Normalisation pipeline (applied before hashing and embedding):

1. Persona prefix strip — "You are a senior SWE." removed
2. Filler word strip — "Please can you" removed
3. Markdown strip — **bold**, # headers, `code` removed
4. Date normalisation — "June 13 2026" → "2026-06-13"
5. Number normalisation — "1,000,000" → "1000000"
6. British→American spelling — "optimise" → "optimize"
7. Code argument canonicalisation — login(user, pwd) ≡ login(username, password)
8. Lowercase + whitespace collapse

---

Token quota governance

Per-team, per-user, per-tool limits with pre-call blocking and real-time observability.

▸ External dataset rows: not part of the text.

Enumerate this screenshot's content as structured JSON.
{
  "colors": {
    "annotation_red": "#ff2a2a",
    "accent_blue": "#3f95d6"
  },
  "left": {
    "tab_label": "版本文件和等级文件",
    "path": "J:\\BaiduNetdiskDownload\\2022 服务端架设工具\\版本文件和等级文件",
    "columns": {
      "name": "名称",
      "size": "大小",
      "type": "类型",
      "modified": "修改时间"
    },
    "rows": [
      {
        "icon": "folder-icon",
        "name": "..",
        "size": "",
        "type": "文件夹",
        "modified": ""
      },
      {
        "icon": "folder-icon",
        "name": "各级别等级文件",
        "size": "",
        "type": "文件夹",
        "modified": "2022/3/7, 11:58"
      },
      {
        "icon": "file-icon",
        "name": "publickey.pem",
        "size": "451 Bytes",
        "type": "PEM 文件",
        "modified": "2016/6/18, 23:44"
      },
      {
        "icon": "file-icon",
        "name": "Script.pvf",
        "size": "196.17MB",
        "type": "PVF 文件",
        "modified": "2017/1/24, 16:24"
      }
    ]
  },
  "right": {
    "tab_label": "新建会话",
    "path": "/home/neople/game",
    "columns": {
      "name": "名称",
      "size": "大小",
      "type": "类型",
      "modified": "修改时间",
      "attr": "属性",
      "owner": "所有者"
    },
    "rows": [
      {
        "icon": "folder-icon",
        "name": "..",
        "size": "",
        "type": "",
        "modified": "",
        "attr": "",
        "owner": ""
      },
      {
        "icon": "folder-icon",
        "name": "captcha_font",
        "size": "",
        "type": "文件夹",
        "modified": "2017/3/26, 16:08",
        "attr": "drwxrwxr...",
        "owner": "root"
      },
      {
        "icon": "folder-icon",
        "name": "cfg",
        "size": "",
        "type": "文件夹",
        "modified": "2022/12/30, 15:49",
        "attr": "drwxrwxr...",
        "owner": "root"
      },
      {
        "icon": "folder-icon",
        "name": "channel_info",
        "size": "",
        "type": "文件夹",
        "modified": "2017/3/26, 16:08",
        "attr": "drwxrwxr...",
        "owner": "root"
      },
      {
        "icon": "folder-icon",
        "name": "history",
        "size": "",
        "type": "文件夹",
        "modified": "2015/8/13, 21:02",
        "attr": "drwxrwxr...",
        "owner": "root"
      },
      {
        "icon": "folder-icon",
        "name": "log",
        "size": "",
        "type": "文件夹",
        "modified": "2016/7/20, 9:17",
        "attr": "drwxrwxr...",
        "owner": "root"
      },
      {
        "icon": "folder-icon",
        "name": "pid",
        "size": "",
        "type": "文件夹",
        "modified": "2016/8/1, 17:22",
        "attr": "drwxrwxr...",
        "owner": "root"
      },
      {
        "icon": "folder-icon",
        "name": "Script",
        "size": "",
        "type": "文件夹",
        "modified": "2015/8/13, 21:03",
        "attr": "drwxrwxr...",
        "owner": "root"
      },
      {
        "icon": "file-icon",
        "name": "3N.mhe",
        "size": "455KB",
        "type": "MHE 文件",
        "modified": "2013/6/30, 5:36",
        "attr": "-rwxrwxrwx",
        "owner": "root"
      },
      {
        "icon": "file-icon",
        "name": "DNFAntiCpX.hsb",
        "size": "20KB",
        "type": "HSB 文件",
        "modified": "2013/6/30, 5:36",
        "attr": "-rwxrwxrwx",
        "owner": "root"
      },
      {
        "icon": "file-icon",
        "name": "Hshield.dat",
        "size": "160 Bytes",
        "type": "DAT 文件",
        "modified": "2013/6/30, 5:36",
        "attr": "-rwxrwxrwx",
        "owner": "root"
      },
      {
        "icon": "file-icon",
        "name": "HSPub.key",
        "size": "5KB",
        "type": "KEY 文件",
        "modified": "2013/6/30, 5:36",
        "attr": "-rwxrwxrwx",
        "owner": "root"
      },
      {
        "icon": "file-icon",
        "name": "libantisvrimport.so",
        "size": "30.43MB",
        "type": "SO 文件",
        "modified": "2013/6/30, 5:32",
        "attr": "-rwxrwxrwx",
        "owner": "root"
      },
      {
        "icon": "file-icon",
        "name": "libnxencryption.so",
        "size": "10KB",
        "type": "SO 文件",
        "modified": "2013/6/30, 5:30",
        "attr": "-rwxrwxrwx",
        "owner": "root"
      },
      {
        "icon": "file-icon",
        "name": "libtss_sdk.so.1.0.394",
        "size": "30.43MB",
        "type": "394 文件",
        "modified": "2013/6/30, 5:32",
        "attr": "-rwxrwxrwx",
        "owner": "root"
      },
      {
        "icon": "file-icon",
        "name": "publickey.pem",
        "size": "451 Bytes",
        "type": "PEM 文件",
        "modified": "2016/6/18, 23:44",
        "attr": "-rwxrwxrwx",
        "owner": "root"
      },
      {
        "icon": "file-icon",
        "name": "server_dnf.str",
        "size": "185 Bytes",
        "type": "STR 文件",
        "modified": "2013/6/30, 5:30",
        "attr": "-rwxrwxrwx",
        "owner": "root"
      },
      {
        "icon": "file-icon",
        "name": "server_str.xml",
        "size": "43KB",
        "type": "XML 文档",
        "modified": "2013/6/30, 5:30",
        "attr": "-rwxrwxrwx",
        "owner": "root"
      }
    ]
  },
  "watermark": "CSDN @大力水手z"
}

# Start proxy with team limits
agentmesh serve --port 8080 \
  --team-limit engineering=2000000 \
  --team-limit sales=500000 \
  --warn-at 80 \
  --hard-stop-at 100

# Request from a team at 85% quota
X-AgentMesh-Quota-Pct:  85%
X-AgentMesh-Quota-Warn: Quota warning: team 'engineering' at 85% (300,000 tokens remaining)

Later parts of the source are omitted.